Azul

En algún momento de la conversación, las personan tienen que declarar su color preferido. Dentro de las cosas que pueden declarar –sus prejuicios, sus odios, sus creencias religiosas– los colores son algo tan inocente. “A mí me encanta el verde fucsia”, decía una amiga de mi hermana nombrando eso que confundía con el “verde manzana”, ese color chillón que en algún momento estuvo de moda en las cocinas o las piezas de los departamentos.

Me interesa el azul. En su Pintura y vida cotidiana en el Renacimiento, M. Baxandall habla de la importancia del azul o ultramarino, muy especial en la pintura de la época: “después del oro y de la plata, el ultramarino era el color más caro y de más difícil empleo de los que usaba el pintor. Había graduaciones más baratas y costosas, y hasta asimismo sustitutos aún más económicos, generalmente mencionados como azul alemán (…) Para evitar ser engañados con los azules, los clientes especificaban ultramarino”, ese color único hecho de lapislázuli molido traído desde Oriente.

Es increíble que algo como el azul haya hecho sufrir a algunos. En sus memorias, Emilio Pettoruti habla de la búsqueda incansable de un azul específico para un mosaico. “A punto de suspender el trabajo, quiso la casualidad que pasara una tarde por un gran bazar de vía Larga y viera en una vitrina un jarrón del color azul que buscaba (…) trastornado por la emoción entré al negocio lleno de gente y pedí aquel vaso. El empleado me trajo uno igual y estiró el papel para envolverlo. Vi que el paquete abultaría demasiado, además de ser molesto de llevar, y le pedí que rompiera el jarrón para hacer un paquete chico. El vendedor sonrió con la comisura de los labios y siguió envolviendo. Repetí mi demanda. Molesto por su sonrisa y por la escasa atención que me prestaba, le arrebaté el paquete a medio hacer y lo estrellé contra el mostrador rompiendo su contenido en pedazos. Ahí se armó la gorda. El vendedor abrió los ojos como faroles retrocediendo instintivamente, la gente huyó de mi vecindad; vi a las madres azoradas dirigirse hacia la salida con sus vástagos y avanzar hacia mí al encargado del negocio…”. Los pedazos de ese jarrón forman el vestido de una mujer sentada en un mural que adorna desde hace décadas uno de los patios de la Universidad Nacional de La Plata.

Una vez, mi mamá, que sabía poco sobre historia del arte, decidió pintar todos los muebles de la pieza que compartíamos con mi hermana de color azul. Una biblioteca chica de madera, las camas, una silla: todo de sintético azul. Era un color artificial pero tranquilizador.
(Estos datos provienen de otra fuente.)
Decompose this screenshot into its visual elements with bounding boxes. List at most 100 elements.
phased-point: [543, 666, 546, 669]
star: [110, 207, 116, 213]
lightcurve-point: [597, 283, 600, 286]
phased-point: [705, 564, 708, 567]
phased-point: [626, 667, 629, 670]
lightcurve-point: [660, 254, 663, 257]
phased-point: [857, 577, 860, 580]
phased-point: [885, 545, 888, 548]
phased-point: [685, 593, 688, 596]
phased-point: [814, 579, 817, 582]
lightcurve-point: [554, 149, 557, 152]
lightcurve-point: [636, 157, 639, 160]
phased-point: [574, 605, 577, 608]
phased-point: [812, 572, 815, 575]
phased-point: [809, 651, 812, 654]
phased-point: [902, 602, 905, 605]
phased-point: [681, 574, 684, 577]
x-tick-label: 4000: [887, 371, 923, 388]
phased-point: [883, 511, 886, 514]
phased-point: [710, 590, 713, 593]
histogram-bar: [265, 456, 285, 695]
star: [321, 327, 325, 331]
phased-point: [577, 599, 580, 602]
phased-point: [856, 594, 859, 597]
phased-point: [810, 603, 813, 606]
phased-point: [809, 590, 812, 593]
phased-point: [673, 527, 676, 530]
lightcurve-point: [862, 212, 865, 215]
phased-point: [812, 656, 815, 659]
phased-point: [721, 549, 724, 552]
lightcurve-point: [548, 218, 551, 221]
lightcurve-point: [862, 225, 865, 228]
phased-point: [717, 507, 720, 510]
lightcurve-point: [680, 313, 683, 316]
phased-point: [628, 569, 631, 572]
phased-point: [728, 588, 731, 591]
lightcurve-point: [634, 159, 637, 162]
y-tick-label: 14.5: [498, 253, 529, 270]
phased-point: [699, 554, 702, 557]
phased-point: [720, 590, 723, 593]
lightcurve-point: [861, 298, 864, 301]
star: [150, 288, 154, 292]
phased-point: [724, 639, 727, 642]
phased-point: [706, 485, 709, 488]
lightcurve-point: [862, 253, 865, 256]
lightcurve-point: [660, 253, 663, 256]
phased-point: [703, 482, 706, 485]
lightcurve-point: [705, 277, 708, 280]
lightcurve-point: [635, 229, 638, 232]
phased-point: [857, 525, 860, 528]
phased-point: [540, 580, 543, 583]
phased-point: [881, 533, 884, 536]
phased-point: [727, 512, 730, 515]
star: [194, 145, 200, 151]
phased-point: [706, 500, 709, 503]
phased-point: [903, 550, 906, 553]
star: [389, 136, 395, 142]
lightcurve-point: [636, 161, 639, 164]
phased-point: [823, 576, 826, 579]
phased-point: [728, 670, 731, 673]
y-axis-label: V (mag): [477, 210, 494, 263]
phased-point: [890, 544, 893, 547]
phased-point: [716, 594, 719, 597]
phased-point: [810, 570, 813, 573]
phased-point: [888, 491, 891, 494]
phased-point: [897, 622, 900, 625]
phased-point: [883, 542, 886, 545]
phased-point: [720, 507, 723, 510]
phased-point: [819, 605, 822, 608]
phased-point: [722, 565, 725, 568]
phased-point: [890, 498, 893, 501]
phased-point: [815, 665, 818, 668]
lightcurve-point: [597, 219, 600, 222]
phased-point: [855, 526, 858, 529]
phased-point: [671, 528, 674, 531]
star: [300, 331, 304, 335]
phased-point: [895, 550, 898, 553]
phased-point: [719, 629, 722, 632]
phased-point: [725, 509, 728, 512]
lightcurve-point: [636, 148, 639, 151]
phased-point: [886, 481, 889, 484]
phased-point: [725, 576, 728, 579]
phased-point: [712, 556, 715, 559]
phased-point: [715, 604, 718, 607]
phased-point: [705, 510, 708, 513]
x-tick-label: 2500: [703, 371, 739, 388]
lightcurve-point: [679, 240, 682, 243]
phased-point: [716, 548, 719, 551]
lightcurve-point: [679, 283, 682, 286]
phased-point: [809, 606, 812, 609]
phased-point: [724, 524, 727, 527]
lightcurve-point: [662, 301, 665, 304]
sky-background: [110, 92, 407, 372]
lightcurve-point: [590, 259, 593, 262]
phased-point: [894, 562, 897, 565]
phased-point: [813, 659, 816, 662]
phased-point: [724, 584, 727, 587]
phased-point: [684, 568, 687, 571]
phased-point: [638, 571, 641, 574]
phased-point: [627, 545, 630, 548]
Compró unos acolchados a cuadros azules y para rematar su intervención artística, dibujó sobre un cuadro completamente azul una enorme flor blanca. El dibujo era tosco y horrible, pero mi mamá había logrado, con poca plata, darnos una pieza nueva. Nos despertábamos en un lugar diferente. Años más tarde, ya adolescentes, pegamos el afiche de un grupo musical sobre ese cuadro, y años después lo tiramos a la basura.